ORÇAMENTO

Como retomar os investimentos sem furar o teto

''O correto diagnóstico revela que, nos últimos anos, o principal fator de expansão dos gastos refere-se ao crescimento excessivo das despesas com a Previdência pública, especialmente nos estados, e não ao gasto com o pessoal em atividade, como dito por muitos''

Raul Velloso
postado em 30/08/2020 07:00

Comecemos pelo impasse que se pode antever para esta segunda-feira, após muitas tratativas sem solução clara, envolvendo a área econômica e a cúpula do governo. Até lá, a equipe precisará entregar, para apresentação ao Congresso, um orçamento para 2021 obediente ao teto do gasto introduzido pela Emenda 95, segundo a qual o teto total não poderá crescer mais do que a inflação do ano, teto que, aliás, vem sendo defendido pela área econômica do governo e pelo mercado financeiro.

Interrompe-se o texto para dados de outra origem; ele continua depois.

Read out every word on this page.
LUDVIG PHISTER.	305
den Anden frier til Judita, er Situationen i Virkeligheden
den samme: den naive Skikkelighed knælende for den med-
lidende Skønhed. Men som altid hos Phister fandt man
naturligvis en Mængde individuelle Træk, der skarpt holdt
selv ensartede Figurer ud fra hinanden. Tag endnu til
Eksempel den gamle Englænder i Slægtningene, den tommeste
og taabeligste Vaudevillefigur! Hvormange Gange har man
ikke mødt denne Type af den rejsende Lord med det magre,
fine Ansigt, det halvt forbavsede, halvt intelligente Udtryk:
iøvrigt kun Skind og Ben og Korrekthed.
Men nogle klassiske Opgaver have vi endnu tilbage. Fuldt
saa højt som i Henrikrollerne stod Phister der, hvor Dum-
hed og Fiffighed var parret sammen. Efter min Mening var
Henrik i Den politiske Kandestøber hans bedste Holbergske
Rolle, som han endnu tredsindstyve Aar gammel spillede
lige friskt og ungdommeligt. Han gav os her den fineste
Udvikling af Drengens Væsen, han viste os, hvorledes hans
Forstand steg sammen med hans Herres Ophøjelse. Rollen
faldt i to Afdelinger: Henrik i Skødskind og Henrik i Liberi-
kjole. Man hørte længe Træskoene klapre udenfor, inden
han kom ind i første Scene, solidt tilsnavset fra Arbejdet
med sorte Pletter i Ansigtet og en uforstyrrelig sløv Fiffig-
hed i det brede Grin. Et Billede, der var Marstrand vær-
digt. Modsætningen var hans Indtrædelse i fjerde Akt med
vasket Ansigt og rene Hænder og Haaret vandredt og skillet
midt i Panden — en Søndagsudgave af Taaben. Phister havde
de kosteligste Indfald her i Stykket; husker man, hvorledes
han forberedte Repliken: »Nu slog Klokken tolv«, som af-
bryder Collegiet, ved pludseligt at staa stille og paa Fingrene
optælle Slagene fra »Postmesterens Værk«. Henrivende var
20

Ao mesmo tempo, está sendo pressionada a atender às demandas da cúpula governamental que, cerceada por questões políticas: 1) defende a inclusão de um programa de assistência social repaginado, que absorverá parte expressiva do benefício pago frente à pandemia; e 2) deseja incluir montante minimamente razoável de recursos para investimentos em infraestrutura, seja pela importância desse tipo de gasto, seja para tentar retomar o nível de atividade que se encontra abalado desde o início da pandemia. Conforme se vê na mídia, há sério impasse nas tratativas, enquanto se reduz rapidamente o tempo disponível para equacioná-lo.

Investir em infraestrutura é fundamental como motor de crescimento de médio e longo prazos para países como o Brasil, cabendo ao setor público parte relevante do esforço. Em adição, diante da crise do novo coronavírus, cujo término ninguém pode indicar com segurança, a economia deverá desabar fortemente este ano e, possivelmente, no próximo, o que requer esforço especial para reativá-la e minorar o sofrimento das classes menos favorecidas.

Até agora, ouvem-se de parte da cúpula muxoxos de insatisfação. Primeiro, pelo pouco convencimento da real necessidade do teto, especialmente sob uma longa fase de economia de guerra ou crise aguda de origem sanitária, como a atual. Segundo, porque, diante do aparato legal existente, que produz reajustes automáticos na maioria dos gastos correntes no orçamento federal, a obediência ao teto global implicará a virtual zeragem dos tão importantes investimentos em infraestrutura. Por último, estima-se que, especialmente no mundo desenvolvido, inexistem instrumentos esdrúxulos desse tipo e, desde a crise financeira de 2008, pelo menos, adota-se, ao contrário, postura pró-gasto bastante incisiva especialmente nos difíceis momentos atuais.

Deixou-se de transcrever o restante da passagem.